An ND on Radio MD: ND Chandiramani at HER Radio

here, some musings on an ND's brief interview:

001. "Her Radio" at, which is hosted by MD Peeke, P. and Robson, M.K., in the oddly titled "Integrative Addiction Treatment: What's the Natural in Naturopathic?" (2014-10-30) [the mp3] we're told:

001.a. in text:

"[web page] according to a 2012 National Survey on drug use and health, 23.1 million people from the ages of 12 and older needed treatment for drug or alcohol abuse.  But, only 2.5 million received treatment at a facility [...]";

it's interesting to be granular with data and then support naturopathy with all its opacity and false claims.

"Dr. Ravi Chandiramani, ND [] a graduate of Bastyr University [...] 2002 [...who is] a doctor working at The Sundance Center, where an integrated and naturopathic approach is used for the treatment of addiction [...] Dr. Chandiramani's work has provided the foundation for a new field of medicine, Integrative Addiction Medicine. Integrative Addiction Medicine (IAM) effectively combines evidence-based addiction medicine protocols with the nurturing and rebuilding modalities inherent to the practice of naturopathic medicine [...]";

and Bastyr, for decades famously, categorically claims "science-based" upon what patently isn't science.  Like naturopathy's homeopathy modality.

"what else do you need to know about integrative and naturopathic medicine? [...]";

well, let's see what the audio says.

 001.b. in audio [which is about 10 minutes long]:

"[host @ about 00.01.50] here comes Dr.

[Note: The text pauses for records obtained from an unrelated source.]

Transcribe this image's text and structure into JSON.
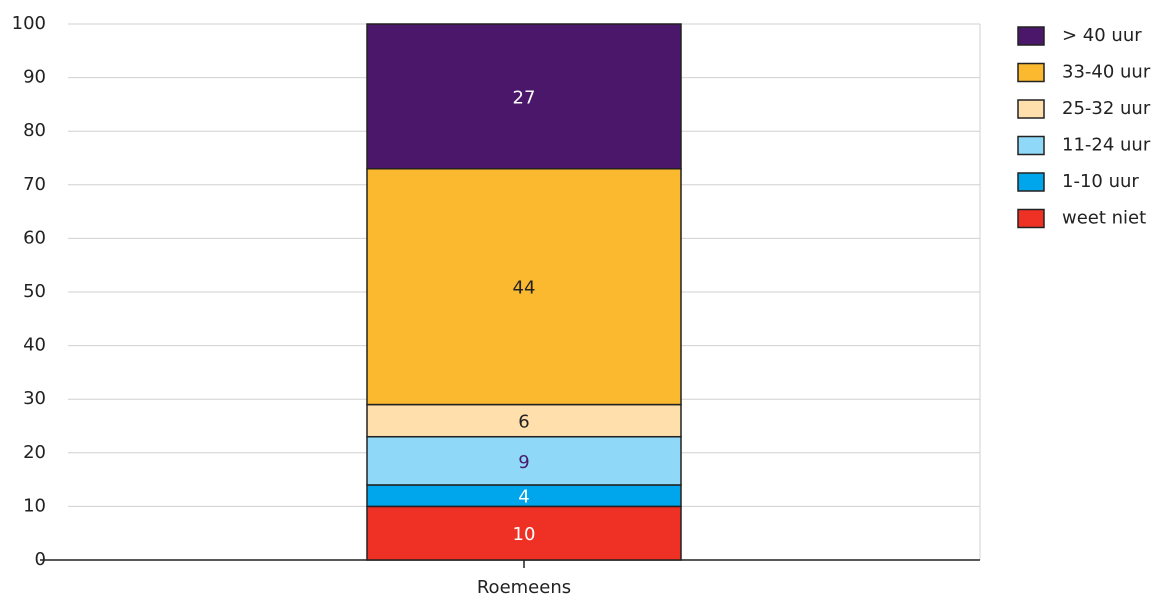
{
  "chart_data": {
    "type": "stacked_bar",
    "categories": [
      "Roemeens"
    ],
    "series": [
      {
        "name": "weet niet",
        "color": "#ee3124",
        "label_color": "#ffffff",
        "values": [
          10
        ]
      },
      {
        "name": "1-10 uur",
        "color": "#00a6eb",
        "label_color": "#ffffff",
        "values": [
          4
        ]
      },
      {
        "name": "11-24 uur",
        "color": "#8fd8f8",
        "label_color": "#4a1a6e",
        "values": [
          9
        ]
      },
      {
        "name": "25-32 uur",
        "color": "#ffdfac",
        "label_color": "#222222",
        "values": [
          6
        ]
      },
      {
        "name": "33-40 uur",
        "color": "#fbb92f",
        "label_color": "#222222",
        "values": [
          44
        ]
      },
      {
        "name": "> 40 uur",
        "color": "#4a176b",
        "label_color": "#ffffff",
        "values": [
          27
        ]
      }
    ],
    "ylim": [
      0,
      100
    ],
    "yticks": [
      0,
      10,
      20,
      30,
      40,
      50,
      60,
      70,
      80,
      90,
      100
    ],
    "grid": true,
    "legend": "right"
  }
}
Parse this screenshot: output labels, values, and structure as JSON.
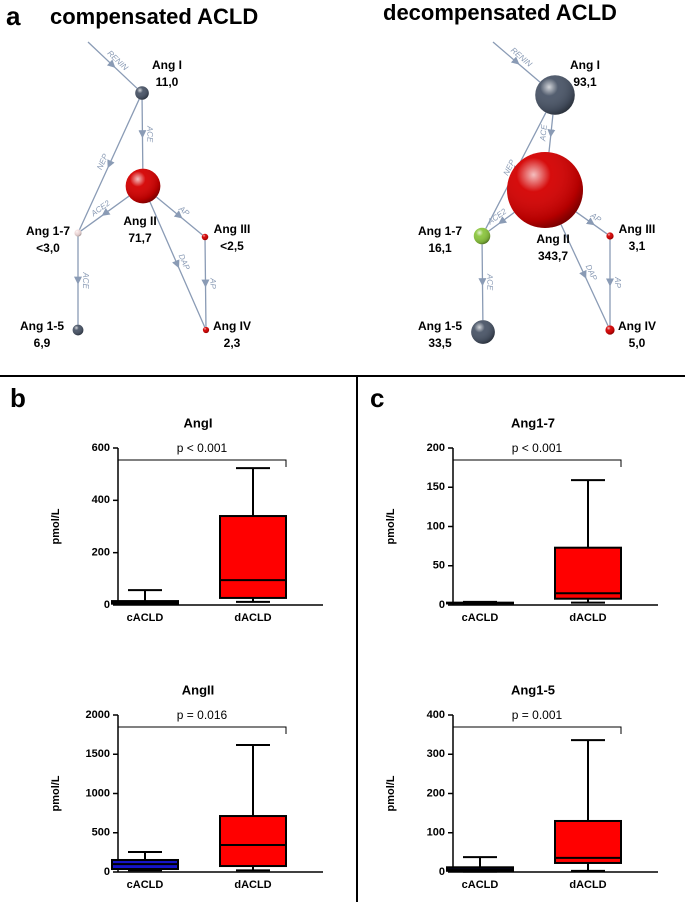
{
  "diagram": {
    "panel_label": "a",
    "networks": [
      {
        "title": "compensated ACLD",
        "nodes": [
          {
            "label": "Ang I",
            "value": 11.0,
            "value_label": "11,0",
            "color": "#4b5668"
          },
          {
            "label": "Ang II",
            "value": 71.7,
            "value_label": "71,7",
            "color": "#d40000"
          },
          {
            "label": "Ang 1-7",
            "value": 3.0,
            "value_label": "<3,0",
            "color": "#f2dcdc"
          },
          {
            "label": "Ang III",
            "value": 2.5,
            "value_label": "<2,5",
            "color": "#d40000"
          },
          {
            "label": "Ang 1-5",
            "value": 6.9,
            "value_label": "6,9",
            "color": "#4b5668"
          },
          {
            "label": "Ang IV",
            "value": 2.3,
            "value_label": "2,3",
            "color": "#d40000"
          }
        ],
        "edge_labels": [
          "RENIN",
          "ACE",
          "NEP",
          "ACE2",
          "AP",
          "DAP",
          "AP",
          "ACE"
        ]
      },
      {
        "title": "decompensated ACLD",
        "nodes": [
          {
            "label": "Ang I",
            "value": 93.1,
            "value_label": "93,1",
            "color": "#4b5668"
          },
          {
            "label": "Ang II",
            "value": 343.7,
            "value_label": "343,7",
            "color": "#d40000"
          },
          {
            "label": "Ang 1-7",
            "value": 16.1,
            "value_label": "16,1",
            "color": "#8cc63f"
          },
          {
            "label": "Ang III",
            "value": 3.1,
            "value_label": "3,1",
            "color": "#d40000"
          },
          {
            "label": "Ang 1-5",
            "value": 33.5,
            "value_label": "33,5",
            "color": "#4b5668"
          },
          {
            "label": "Ang IV",
            "value": 5.0,
            "value_label": "5,0",
            "color": "#d40000"
          }
        ],
        "edge_labels": [
          "RENIN",
          "ACE",
          "NEP",
          "ACE2",
          "AP",
          "DAP",
          "AP",
          "ACE"
        ]
      }
    ]
  },
  "chart_data": [
    {
      "type": "box",
      "panel_label": "b",
      "title": "AngI",
      "ylabel": "pmol/L",
      "annotation": "p < 0.001",
      "categories": [
        "cACLD",
        "dACLD"
      ],
      "ylim": [
        0,
        600
      ],
      "yticks": [
        0,
        200,
        400,
        600
      ],
      "boxes": [
        {
          "min": 2,
          "q1": 5,
          "median": 10,
          "q3": 15,
          "max": 57,
          "color": "#1515c8"
        },
        {
          "min": 12,
          "q1": 27,
          "median": 95,
          "q3": 340,
          "max": 523,
          "color": "#ff0000"
        }
      ]
    },
    {
      "type": "box",
      "title": "AngII",
      "ylabel": "pmol/L",
      "annotation": "p = 0.016",
      "categories": [
        "cACLD",
        "dACLD"
      ],
      "ylim": [
        0,
        2000
      ],
      "yticks": [
        0,
        500,
        1000,
        1500,
        2000
      ],
      "boxes": [
        {
          "min": 20,
          "q1": 38,
          "median": 100,
          "q3": 153,
          "max": 255,
          "color": "#1515c8"
        },
        {
          "min": 20,
          "q1": 76,
          "median": 344,
          "q3": 713,
          "max": 1618,
          "color": "#ff0000"
        }
      ]
    },
    {
      "type": "box",
      "panel_label": "c",
      "title": "Ang1-7",
      "ylabel": "pmol/L",
      "annotation": "p < 0.001",
      "categories": [
        "cACLD",
        "dACLD"
      ],
      "ylim": [
        0,
        200
      ],
      "yticks": [
        0,
        50,
        100,
        150,
        200
      ],
      "boxes": [
        {
          "min": 1.5,
          "q1": 2,
          "median": 2.5,
          "q3": 3,
          "max": 4,
          "color": "#1515c8"
        },
        {
          "min": 3,
          "q1": 8,
          "median": 15,
          "q3": 73,
          "max": 159,
          "color": "#ff0000"
        }
      ]
    },
    {
      "type": "box",
      "title": "Ang1-5",
      "ylabel": "pmol/L",
      "annotation": "p = 0.001",
      "categories": [
        "cACLD",
        "dACLD"
      ],
      "ylim": [
        0,
        400
      ],
      "yticks": [
        0,
        100,
        200,
        300,
        400
      ],
      "boxes": [
        {
          "min": 1,
          "q1": 3,
          "median": 7,
          "q3": 12,
          "max": 38,
          "color": "#1515c8"
        },
        {
          "min": 3,
          "q1": 23,
          "median": 36,
          "q3": 130,
          "max": 336,
          "color": "#ff0000"
        }
      ]
    }
  ]
}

Ravi [...] Ravi I'm so happy you're on Her Radio.  We're all sort of sitting at the edge of our chair wondering what is naturopathy and can you help us understand this? [...] tell us what a naturopathic doctor does, we want to know we want to know [...and the ND answers] of course Pam [...he mentions going to] naturopathic medical school [...which grants either] an ND or an NMD [...he mentions] allopathic [...and] osteopathic [...] naturopathic physicians walk out of their training well-versed [...] just like every other kind of doctor [...] we have a tool box that contains things like [...] homeopathic medicine [...] ayurvedic medicine and traditional Chinese medicine [...]"; 

so, what a shallow description.  And homeopathy. I don't see how homeopathy is "nurturing and rebuilding" when it's no better than placebo.  So NOT well-versed.

"the natural in naturopathic medicine is using things [...] that are significantly less invasive and have significantly less side-effect profiles and overall tend to really have a beneficial effect in these patients without doing any more harm [and then they cut him off and end the segment...]";

well, I think that's a claim that homeopathy WORKS, in sum along with medievalisms, yet scientifically speaking we know it doesn't and that's in my view actually a patient HARM.  Now, the 'station' or show is called "HER" but how are women benefiting from false naturopathic therapeutics and medievalisms posed as having specific "beneficial effect"?